La frontière Nord | Un monde inuit perturbé : Les Inuit du Canada, résidant principalement dans l'Arctique canadien, sont parmi les populations les plus touchées par les changements climatiques. Leur mode de vie, profondément enraciné dans les traditions et en étroite relation avec leur environnement naturel, est aujourd'hui confronté à des défis majeurs liés au réchauffement planétaire. Ces enjeux touchent plusieurs aspects de leur existence, notamment l’environnement, la culture, la santé et l’économie. Cliquez sur les photos pour les voir en plein écran et lire les légendes contextuelles. Pour plus d'informations, visitez la page du projet.
Pasha Annahatak gratte la graisse d’une peau de phoque avec son «ulu». La graisse sera utilisée dans la préparation des aliments et la peau servira à la confection de kamiks, les mocassins d’hiver. Les aînés gardent les activités traditionnelles en vie puisque les jeunes générations s’en désintéressent, adoptant de plus en plus le mode de vie du «Sud».
11 février 2012, Kangiqsujuaq — Peter Kiatainaq, ranger Canadien et titulaire de 6 championnats de la course en traîneaux Ivakkak fait participer de jeunes Inuit à ses entraînements. Dans les années 1950 et 1960, plus de 1000 chiens ont été abattus par des policiers envoyés par les deux gouvernements au Nunavik. L’extermination des chiens de traîneau a rendu impossible le mode de vie traditionnel nomade des Inuit et les a fait dépendre de l’aide extérieure. Cette perte a interrompu la transmission de leurs savoirs ancestraux; un traumatisme qui reste profond pour les générations actuelles. La course Ivakkak vise à célébrer la tradition et à ramener les chiens au Nunavik.

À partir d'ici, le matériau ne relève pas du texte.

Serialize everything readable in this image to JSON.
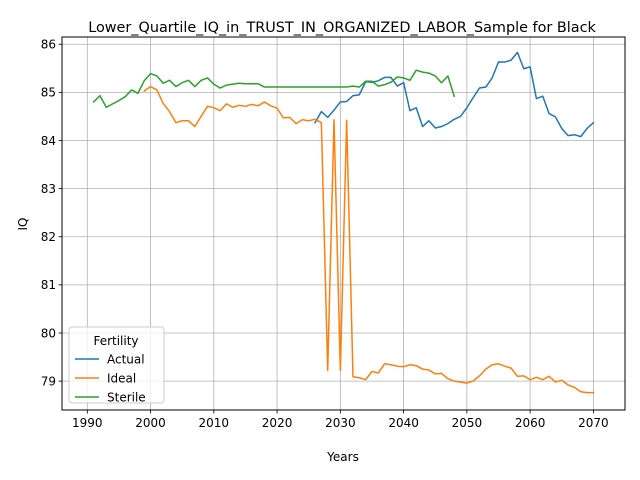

1er juillet 2014. Johnny Sam Annanack (73), un Inuk de Kangiqsualujjuaq, a servi plus de 42 ans dans l’unité des Rangers canadiens. Les Rangers canadiens sont une unité de patrouilleurs du Grand Nord. Ces réservistes ont pour mandat de surveiller le vaste territoire afin de signaler tout incident suspect. Ils agissent comme premiers répondants en menant des missions de recherche et de sauvetage. Auprès de leur communauté, ils contribuent à préserver et à transmettre leurs coutumes et traditions.
24 juillet 2012, baie d’Ungava — Johnny Sam Annanack (71), un Ranger canadien ayant plus de 40 ans de service, prépare un thé à Tommy Baron. Le groupe de Rangers de Kangiqsualujjuaq a mené l’expédition de sauvetage permettant à l’épouse de Tommy, Alice, d’être évacuée vers Kuujjuaq et Montréal. Alice s’est fait attaquer par un ours polaire la veille et c’est Tommy qui a dû tuer l’ours en le tirant à bout portant pour éviter d’atteindre son épouse. Il n’a réussi à rejoindre les secours que le lendemain matin.
Baie d’Ungava — juillet 2012 — Alice Baron a été attaquée par un ours polaire. Après qu’une équipe de recherche et sauvetage l’ait rejoint, elle a reçu des soins pour ses blessures, ainsi que les premiers traitements d’antibiotiques et d’analgésiques en attendant l’hélicoptère de sauvetage de Kuujjuaq. Le réchauffement climatique contraint les ours polaires à se rapprocher des habitations et des campements pour tenter de trouver de la nourriture. En résultent des affrontements tragiques qui devraient être amenés à se multiplier.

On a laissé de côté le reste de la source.